Called for action

Frontiers, 1999 by Currans-Sheehan, Tricia

Nadine followed Mom into the kitchen. "So you want to keep up the fight?"

"I didn't start it. You did."

"Okay, I started it. Well I'm here to finish it."

Mom filled the teakettle with water and set it on the stove.

Nadine stood right there near the counter and said, "I'm sorry about yesterday. I shouldn't have used your church for my battle."

"You're right. You shouldn't have."

"I'm asking for forgiveness."

Mom said, "Huh." She walked into the living room and pulled back the drape and sat on her stool. She reached for her black prayer book wrapped in a band of elastic that she'd cut from an old pair of panty hose. The book was filled with dozens of holy cards from funerals of relatives and friends. Mom pulled one out and began reading.

"Ma, did you hear me?"

"I heard, but I'm not forgiving you."

Mom was reading aloud, the words running together like it was a chant. Nadine stood there for a few seconds more. The teakettle was boiling, and she heard the whistle on it. She'd given Mom that whistle kettle last year when she'd fallen asleep and let the old teapot boil dry on the stove. The neighbor had come over to see her and had discovered it-red hot.

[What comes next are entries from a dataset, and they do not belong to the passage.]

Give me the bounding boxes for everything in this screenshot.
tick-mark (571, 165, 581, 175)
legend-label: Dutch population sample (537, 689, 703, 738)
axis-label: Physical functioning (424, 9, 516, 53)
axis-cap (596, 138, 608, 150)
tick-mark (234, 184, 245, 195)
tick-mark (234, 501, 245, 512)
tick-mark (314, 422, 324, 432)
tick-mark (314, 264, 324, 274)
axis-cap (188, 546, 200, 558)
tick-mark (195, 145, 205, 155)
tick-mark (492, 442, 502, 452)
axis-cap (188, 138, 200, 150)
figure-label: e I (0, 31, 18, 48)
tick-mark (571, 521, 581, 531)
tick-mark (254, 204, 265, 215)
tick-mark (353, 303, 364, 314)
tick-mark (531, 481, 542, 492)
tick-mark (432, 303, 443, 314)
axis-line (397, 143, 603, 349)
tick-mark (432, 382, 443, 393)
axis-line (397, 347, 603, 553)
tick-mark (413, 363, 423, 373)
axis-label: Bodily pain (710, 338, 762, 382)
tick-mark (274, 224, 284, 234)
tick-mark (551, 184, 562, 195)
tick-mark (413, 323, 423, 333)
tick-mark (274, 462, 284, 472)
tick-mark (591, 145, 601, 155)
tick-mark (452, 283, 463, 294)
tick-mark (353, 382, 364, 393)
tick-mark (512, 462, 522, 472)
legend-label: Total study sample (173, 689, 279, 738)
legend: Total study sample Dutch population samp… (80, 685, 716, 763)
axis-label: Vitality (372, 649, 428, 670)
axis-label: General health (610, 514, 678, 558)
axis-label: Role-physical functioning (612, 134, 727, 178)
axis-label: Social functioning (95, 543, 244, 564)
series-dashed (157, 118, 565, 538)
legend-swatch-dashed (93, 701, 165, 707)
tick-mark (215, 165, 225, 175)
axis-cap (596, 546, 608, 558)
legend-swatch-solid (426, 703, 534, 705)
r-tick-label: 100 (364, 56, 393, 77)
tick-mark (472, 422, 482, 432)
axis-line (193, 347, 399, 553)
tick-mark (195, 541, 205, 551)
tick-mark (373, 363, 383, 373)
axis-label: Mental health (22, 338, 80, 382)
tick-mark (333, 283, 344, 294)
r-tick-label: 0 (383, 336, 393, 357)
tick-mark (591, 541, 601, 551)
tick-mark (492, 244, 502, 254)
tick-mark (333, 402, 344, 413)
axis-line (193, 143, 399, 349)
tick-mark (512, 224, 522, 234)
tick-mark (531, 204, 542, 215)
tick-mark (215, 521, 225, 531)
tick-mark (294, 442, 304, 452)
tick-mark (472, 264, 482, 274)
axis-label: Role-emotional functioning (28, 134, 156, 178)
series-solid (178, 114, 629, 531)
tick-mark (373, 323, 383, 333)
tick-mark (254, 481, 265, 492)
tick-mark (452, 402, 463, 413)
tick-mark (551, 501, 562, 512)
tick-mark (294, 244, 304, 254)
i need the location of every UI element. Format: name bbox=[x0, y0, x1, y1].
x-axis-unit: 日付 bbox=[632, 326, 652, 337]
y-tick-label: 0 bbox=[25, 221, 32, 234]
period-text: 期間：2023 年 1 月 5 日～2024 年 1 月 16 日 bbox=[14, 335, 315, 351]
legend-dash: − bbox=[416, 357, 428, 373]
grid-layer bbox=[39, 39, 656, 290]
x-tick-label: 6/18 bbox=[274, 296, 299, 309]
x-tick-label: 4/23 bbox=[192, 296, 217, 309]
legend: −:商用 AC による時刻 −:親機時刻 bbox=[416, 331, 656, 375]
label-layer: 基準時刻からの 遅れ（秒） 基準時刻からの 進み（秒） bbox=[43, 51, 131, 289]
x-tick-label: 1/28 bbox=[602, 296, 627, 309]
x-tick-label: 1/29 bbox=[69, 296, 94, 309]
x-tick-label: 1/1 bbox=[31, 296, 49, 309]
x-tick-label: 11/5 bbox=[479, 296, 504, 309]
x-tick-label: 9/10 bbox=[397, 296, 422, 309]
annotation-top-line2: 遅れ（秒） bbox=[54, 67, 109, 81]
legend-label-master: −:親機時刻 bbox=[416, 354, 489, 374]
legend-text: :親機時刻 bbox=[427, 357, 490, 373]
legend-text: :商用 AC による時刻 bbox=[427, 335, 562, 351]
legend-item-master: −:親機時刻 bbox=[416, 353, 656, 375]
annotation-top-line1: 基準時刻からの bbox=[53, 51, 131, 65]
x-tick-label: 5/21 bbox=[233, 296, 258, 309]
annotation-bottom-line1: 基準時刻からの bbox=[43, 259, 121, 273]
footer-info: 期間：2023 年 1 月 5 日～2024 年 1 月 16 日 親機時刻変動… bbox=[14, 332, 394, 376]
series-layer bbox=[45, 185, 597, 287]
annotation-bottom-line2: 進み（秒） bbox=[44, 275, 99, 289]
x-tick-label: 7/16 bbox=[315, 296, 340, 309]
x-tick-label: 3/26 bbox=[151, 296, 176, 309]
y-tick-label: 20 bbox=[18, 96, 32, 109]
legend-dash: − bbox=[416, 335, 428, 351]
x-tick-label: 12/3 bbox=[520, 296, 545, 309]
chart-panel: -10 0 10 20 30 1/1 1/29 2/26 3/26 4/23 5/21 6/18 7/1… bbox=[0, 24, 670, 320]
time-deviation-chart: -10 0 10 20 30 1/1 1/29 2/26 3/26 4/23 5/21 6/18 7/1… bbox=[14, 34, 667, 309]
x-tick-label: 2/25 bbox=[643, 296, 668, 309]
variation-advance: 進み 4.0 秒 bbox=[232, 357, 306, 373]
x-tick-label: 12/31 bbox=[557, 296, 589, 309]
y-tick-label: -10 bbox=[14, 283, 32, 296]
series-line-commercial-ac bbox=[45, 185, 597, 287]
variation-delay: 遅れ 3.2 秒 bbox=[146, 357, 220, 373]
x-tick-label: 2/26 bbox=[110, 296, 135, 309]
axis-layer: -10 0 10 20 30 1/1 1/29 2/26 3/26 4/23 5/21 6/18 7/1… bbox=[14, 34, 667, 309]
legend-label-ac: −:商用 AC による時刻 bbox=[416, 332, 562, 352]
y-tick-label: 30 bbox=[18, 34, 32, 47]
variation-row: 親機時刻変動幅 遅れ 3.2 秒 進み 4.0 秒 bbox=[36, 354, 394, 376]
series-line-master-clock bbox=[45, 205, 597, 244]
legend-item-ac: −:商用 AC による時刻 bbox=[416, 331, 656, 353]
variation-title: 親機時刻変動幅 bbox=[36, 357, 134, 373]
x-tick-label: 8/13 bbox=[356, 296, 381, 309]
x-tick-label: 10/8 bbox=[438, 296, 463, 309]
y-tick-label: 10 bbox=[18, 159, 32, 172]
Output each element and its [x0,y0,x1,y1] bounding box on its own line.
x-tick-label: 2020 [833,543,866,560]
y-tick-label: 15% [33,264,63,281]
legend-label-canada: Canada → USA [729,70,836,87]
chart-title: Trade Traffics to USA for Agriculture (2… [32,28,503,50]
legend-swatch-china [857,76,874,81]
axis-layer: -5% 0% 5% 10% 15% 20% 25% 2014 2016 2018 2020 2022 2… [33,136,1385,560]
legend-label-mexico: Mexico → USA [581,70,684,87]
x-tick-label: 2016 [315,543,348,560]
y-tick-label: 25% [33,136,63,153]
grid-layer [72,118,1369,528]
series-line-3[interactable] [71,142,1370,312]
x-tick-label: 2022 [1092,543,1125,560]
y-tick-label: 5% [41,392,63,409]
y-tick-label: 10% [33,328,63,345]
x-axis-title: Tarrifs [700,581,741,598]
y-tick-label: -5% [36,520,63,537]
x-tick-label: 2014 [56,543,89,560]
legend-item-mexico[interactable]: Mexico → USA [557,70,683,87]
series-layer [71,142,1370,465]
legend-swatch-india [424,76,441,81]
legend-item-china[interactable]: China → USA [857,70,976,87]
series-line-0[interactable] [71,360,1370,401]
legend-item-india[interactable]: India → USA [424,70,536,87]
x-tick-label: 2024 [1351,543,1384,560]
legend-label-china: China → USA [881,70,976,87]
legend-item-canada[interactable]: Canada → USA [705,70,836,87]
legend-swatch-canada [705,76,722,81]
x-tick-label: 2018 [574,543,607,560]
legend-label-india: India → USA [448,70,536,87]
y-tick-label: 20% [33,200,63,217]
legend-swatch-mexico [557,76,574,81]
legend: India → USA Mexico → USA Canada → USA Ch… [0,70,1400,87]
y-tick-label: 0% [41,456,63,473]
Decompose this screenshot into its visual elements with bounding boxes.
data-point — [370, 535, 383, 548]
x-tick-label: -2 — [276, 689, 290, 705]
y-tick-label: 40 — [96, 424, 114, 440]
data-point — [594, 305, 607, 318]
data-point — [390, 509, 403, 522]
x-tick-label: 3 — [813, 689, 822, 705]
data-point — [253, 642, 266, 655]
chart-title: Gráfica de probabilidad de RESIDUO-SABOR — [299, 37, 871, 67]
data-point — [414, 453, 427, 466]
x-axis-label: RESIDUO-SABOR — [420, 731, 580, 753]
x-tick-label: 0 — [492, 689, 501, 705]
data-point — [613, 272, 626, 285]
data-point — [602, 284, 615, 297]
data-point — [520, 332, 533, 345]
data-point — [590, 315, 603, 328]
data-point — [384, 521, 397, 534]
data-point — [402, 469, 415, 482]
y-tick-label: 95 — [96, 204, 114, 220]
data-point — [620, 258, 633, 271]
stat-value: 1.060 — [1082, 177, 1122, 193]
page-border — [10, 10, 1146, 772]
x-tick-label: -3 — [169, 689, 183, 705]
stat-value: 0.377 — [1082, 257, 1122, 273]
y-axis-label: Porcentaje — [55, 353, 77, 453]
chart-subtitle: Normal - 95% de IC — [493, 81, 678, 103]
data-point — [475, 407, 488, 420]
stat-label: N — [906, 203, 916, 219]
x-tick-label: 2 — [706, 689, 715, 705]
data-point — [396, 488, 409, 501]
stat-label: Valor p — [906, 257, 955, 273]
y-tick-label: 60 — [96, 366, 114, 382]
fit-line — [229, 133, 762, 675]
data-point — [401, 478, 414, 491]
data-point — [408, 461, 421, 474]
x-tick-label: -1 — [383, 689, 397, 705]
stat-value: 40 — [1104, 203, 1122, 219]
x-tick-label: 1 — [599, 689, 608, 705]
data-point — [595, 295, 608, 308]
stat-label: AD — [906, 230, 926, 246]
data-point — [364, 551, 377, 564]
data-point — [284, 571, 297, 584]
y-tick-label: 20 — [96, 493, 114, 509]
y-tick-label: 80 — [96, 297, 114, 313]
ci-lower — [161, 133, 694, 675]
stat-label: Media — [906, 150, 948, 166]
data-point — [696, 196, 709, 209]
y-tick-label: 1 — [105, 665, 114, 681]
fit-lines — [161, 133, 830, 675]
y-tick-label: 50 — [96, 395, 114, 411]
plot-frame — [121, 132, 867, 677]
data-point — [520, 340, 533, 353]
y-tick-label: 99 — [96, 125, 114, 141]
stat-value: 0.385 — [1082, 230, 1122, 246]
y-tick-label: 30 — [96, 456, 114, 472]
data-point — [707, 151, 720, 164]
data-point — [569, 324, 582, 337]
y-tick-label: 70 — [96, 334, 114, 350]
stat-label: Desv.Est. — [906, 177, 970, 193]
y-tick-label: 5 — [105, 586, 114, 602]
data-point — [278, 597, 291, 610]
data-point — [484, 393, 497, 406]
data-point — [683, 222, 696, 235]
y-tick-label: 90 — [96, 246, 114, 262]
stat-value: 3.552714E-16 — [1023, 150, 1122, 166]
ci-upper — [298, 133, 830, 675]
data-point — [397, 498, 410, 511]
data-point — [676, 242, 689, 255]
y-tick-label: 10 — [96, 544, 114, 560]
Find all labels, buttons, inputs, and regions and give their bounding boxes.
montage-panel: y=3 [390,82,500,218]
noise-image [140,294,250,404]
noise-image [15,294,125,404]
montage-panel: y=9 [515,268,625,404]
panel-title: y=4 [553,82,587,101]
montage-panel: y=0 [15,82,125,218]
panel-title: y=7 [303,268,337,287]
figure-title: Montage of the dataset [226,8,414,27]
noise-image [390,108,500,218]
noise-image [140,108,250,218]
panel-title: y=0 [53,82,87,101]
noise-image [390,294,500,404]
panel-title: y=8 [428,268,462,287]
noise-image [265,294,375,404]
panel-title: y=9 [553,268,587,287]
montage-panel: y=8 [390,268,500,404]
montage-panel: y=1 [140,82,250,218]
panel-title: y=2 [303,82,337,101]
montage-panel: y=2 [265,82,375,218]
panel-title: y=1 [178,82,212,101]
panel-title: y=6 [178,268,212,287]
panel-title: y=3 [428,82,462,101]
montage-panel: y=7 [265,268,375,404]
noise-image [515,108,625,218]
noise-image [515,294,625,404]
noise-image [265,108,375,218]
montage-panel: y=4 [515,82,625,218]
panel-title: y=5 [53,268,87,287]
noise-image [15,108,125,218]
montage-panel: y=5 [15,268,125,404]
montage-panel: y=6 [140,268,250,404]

She went over to the stove and turned off the burner. She found the green tea and made Mom a cup. She picked out a Lipton's tea bag for herself.

Nadine sat at the kitchen table sipping her tea.

Finally Mom put her prayer book away and took her cane, hobbling over to the stove where her cup of tea sat. She picked it up and took a sip, standing.

"Ma, you know what's wrong with us. You really wanted a priest but your boys didn't come through for you. So you got a nun instead. And when that fell through, you felt cheated and angry."

Mom didn't say a word. She just stood there, her back to Nadine, using the stove for her table as she took a drink and set it back down.

"You have resented me for years. You know, I keep feeling like I don't matter to you. You can't accept me as just Nadine, your daughter."

Mom's hands trembled. "I have no daughter named Nadine."

Nadine looked up. "And how long have you felt that way?"

"Since you humiliated me by leaving the convent."

"And did you ever consider that maybe I wasn't happy there? That I found out that that life wasn't for me?"

"Oh, I don't want to hear it. You broke my heart when you left. I had such high hopes for you. You were going to be a mother superior and run your order. And instead you turn out like this. A rabble-rousing old maid."

"Old maid. Is that what you think of me?"

"Yup. You haven't done anything with your life. You don't have kids and you're not a nun. You just spend your days making trouble for the Church. Well, maybe we don't want you."

"Ma, let's get away from that issue. That just clouds things. Let's talk about us.

"Well, as far as I'm concerned there ain't nothing for you to come back here for."

"So you can't just get to know me because I'm your daughter? Can't you go back to before I ever thought about being a nun, to when I was a little girl? Remember the time I fell from the big swing and got the wind knocked out of me. You thought I was dead. I remember you kept shaking me and you put a cold cloth on my head. You know what? I remember that my head was in your lap. That's the only time I ever remember you hugging me like you meant it. The only time."